Shortly thereafter, an Act to Amend the Evidence (Proceedings in other Jurisdictions) Act, 2000, was enacted, which will make it easier for foreign government investigators, including those from foreign tax authorities, to obtain evidence on persons and entities holding bank accounts in The Bahamas. The Act purports to restrict “fishing expeditions” by requiring specificity in requests for information. However, for customers of many major financial institutions, especially for new customers, the Act doesn’t change much. Many major institutions had already been requiring more extensive identification from customers and some had already been requiring customers to sign confidentiality waivers that would apply in the event of a request for information from a government agency.

Getting The Bahamas to loosen privacy laws in the name of fighting drug traffickers’ money laundering efforts is a pretty easy argument for the OECD to make. Convincing a major offshore financial center such as The Bahamas to “harmonize” its tax regime by converting from its current tax regime which includes no direct taxation (although some taxes, such as import duties, are very high) to an income tax based regime is another matter altogether.


Delaware Series LLC

The limited liability company (LLC) has fast become the business entity of choice in the U.S. The LLC allows business owners to achieve limited liability for debts of the business while being taxed on a relatively unrestricted passthrough basis.

The LLC also provides protection to its owners for debts unrelated to the business in that LLC property and LLC interests themselves generally cannot be directly seized or attached by creditors of debtor members. Instead, such creditors are limited to a “charging order” issued by a court requiring the LLC to divert payments to the debtor member to the creditor.

However, the charging order does not provide the creditor with voting rights, such as the right to vote for a distribution. If no distributions are made to the debtor member, neither are distributions made to the creditor. Furthermore, in some cases, the creditor may be taxable on the debtor member’s share of LLC income, whether he receives a distribution or not. Thus the charging order is not a particularly attractive remedy for a creditor. For more about LLCs in general, see the articles at the Mayer & Riser, PLLC Web site at www.mayer-riser.com and the articles at the Adkisson Analysis Web site at www.falc.com.

Segregating “dangerous” assets and businesses into separate entities away from other assets, especially “safe” assets, is always a good idea from an asset protection point of view. For example, an individual who owns a gas station and a rental home shouldn’t own both within the same entity. Neither should an individual with a large amount of liquid assets (cash, securities, etc.) to protect hold the cash in the same entity as a business.

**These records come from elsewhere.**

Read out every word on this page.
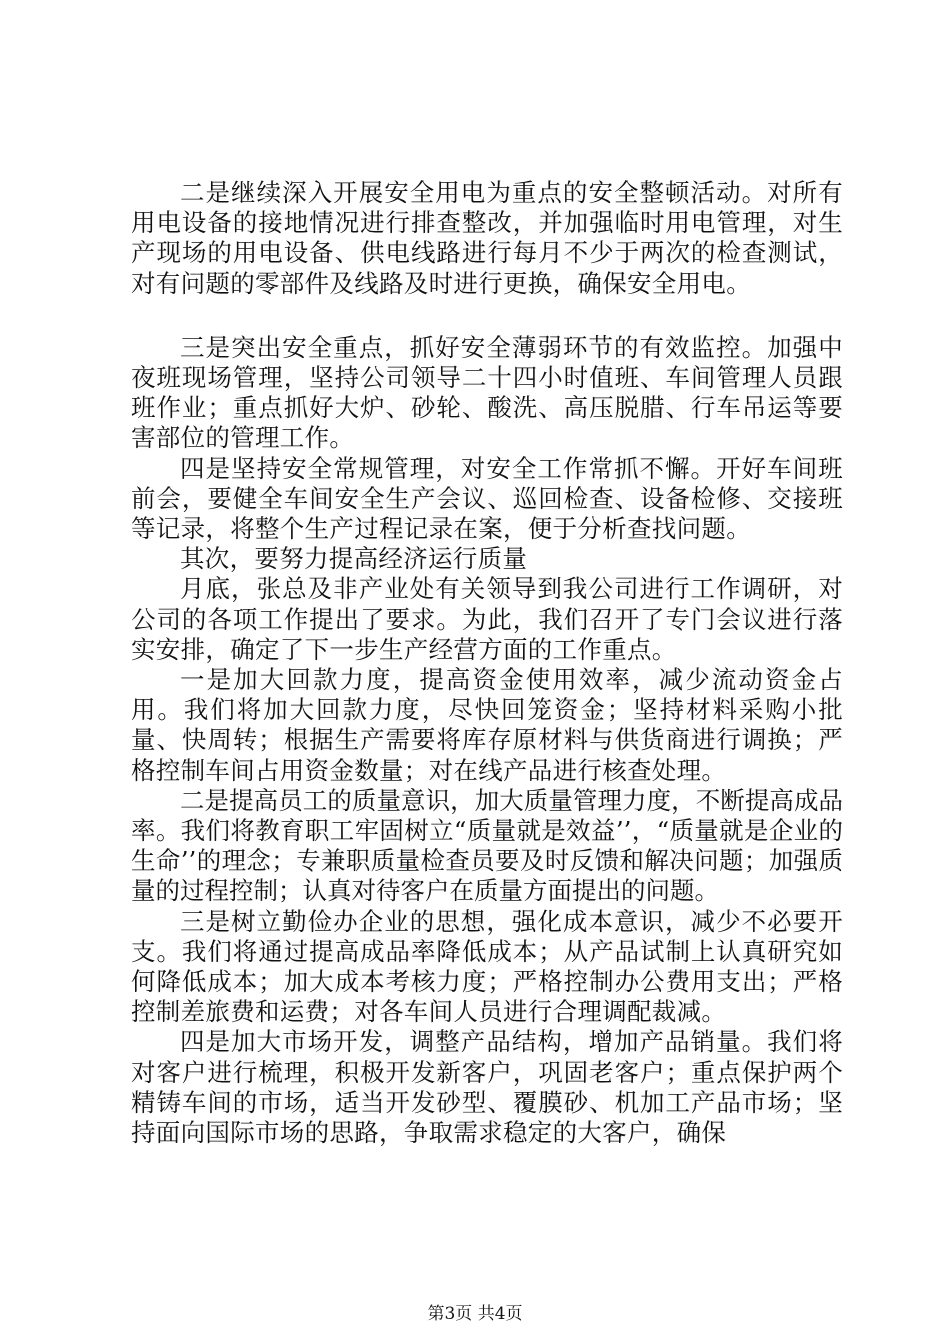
二是继续深入开展安全用电为重点的安全整顿活动。对所有用电设备的接地情况进行排查整改，并加强临时用电管理，对生产现场的用电设备、供电线路进行每月不少于两次的检查测试，对有问题的零部件及线路及时进行更换，确保安全用电。

三是突出安全重点，抓好安全薄弱环节的有效监控。加强中夜班现场管理，坚持公司领导二十四小时值班、车间管理人员跟班作业；重点抓好大炉、砂轮、酸洗、高压脱腊、行车吊运等要害部位的管理工作。

四是坚持安全常规管理，对安全工作常抓不懈。开好车间班前会，要健全车间安全生产会议、巡回检查、设备检修、交接班等记录，将整个生产过程记录在案，便于分析查找问题。

其次，要努力提高经济运行质量

月底，张总及非产业处有关领导到我公司进行工作调研，对公司的各项工作提出了要求。为此，我们召开了专门会议进行落实安排，确定了下一步生产经营方面的工作重点。

一是加大回款力度，提高资金使用效率，减少流动资金占用。我们将加大回款力度，尽快回笼资金；坚持材料采购小批量、快周转；根据生产需要将库存原材料与供货商进行调换；严格控制车间占用资金数量；对在线产品进行核查处理。

二是提高员工的质量意识，加大质量管理力度，不断提高成品率。我们将教育职工牢固树立“质量就是效益’’，“质量就是企业的生命’’的理念；专兼职质量检查员要及时反馈和解决问题；加强质量的过程控制；认真对待客户在质量方面提出的问题。

三是树立勤俭办企业的思想，强化成本意识，减少不必要开支。我们将通过提高成品率降低成本；从产品试制上认真研究如何降低成本；加大成本考核力度；严格控制办公费用支出；严格控制差旅费和运费；对各车间人员进行合理调配裁减。

四是加大市场开发，调整产品结构，增加产品销量。我们将对客户进行梳理，积极开发新客户，巩固老客户；重点保护两个精铸车间的市场，适当开发砂型、覆膜砂、机加工产品市场；坚持面向国际市场的思路，争取需求稳定的大客户，确保

第3页 共4页
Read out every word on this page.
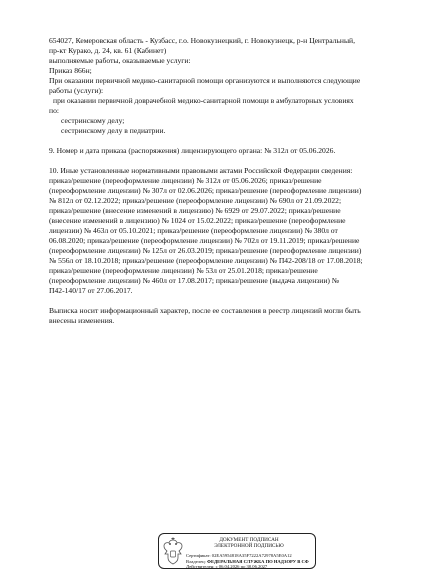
654027, Кемеровская область - Кузбасс, г.о. Новокузнецкий, г. Новокузнецк, р-н Центральный,

пр-кт Курако, д. 24, кв. 61 (Кабинет)

выполняемые работы, оказываемые услуги:

Приказ 866н;

При оказании первичной медико-санитарной помощи организуются и выполняются следующие

работы (услуги):

при оказании первичной доврачебной медико-санитарной помощи в амбулаторных условиях

по:

сестринскому делу;

сестринскому делу в педиатрии.

9. Номер и дата приказа (распоряжения) лицензирующего органа: № 312л от 05.06.2026.

10. Иные установленные нормативными правовыми актами Российской Федерации сведения:

приказ/решение (переоформление лицензии) № 312л от 05.06.2026; приказ/решение

(переоформление лицензии) № 307л от 02.06.2026; приказ/решение (переоформление лицензии)

№ 812л от 02.12.2022; приказ/решение (переоформление лицензии) № 690л от 21.09.2022;

приказ/решение (внесение изменений в лицензию) № 6929 от 29.07.2022; приказ/решение

(внесение изменений в лицензию) № 1024 от 15.02.2022; приказ/решение (переоформление

лицензии) № 463л от 05.10.2021; приказ/решение (переоформление лицензии) № 380л от

06.08.2020; приказ/решение (переоформление лицензии) № 702л от 19.11.2019; приказ/решение

(переоформление лицензии) № 125л от 26.03.2019; приказ/решение (переоформление лицензии)

№ 556л от 18.10.2018; приказ/решение (переоформление лицензии) № П42-208/18 от 17.08.2018;

приказ/решение (переоформление лицензии) № 53л от 25.01.2018; приказ/решение

(переоформление лицензии) № 460л от 17.08.2017; приказ/решение (выдача лицензии) №

П42-140/17 от 27.06.2017.

Выписка носит информационный характер, после ее составления в реестр лицензий могли быть

внесены изменения.

ДОКУМЕНТ ПОДПИСАН
ЭЛЕКТРОННОЙ ПОДПИСЬЮ
Сертификат: 02EA5954818A35F7222A72978A5E0A12
Владелец: ФЕДЕРАЛЬНАЯ СЛУЖБА ПО НАДЗОРУ В СФ
Действителен: с 06.04.2026 по 30.06.2027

Best practices would dictate that every distinct business or major business asset be segregated into a different limited liability entity. In an ideal situation, someone with 25 rental properties would have 25 separate LLCs, one for each property. However, this isn’t always practical because of administrative costs and government fees that must be paid for each LLC. What can such a business owner do to protect his assets from liabilities unrelated to those assets in a cost-effective way?

Enter the Delaware series LLC. The Delaware LLC Act provides for the creation of separate “series” within an LLC whose debts and other liabilities are enforceable against that series alone. The Act also provides that classes or groups of members can be established, having whatever rights the LLC agreement says they have. The combination of the two provisions allows a series to be treated in many ways as a separate LLC. Thus, the series provisions in the Delaware LLC Act allow for the creation of separate protected “cells” within one limited liability “container” without the need to create separate entities, thus avoiding the inefficiencies associated with multiple related entities. The concept is similar in function to the segregated portfolio companies and protected cell companies designed for the mutual fund and captive insurance industries in Bermuda, Guernsey, the Cayman Islands, Mauritius and Belize.

The Act allows an LLC agreement to designate series of members, managers or LLC interests that have separate rights and duties with respect to specific LLC property or obligations. So, each series can be tied to specific assets and can also have different members and managers. If the various series within an LLC have different members or different membership rights, each series may be treated as a separate LLC for income tax purposes, eliminating some of the administrative advantage of the series LLC.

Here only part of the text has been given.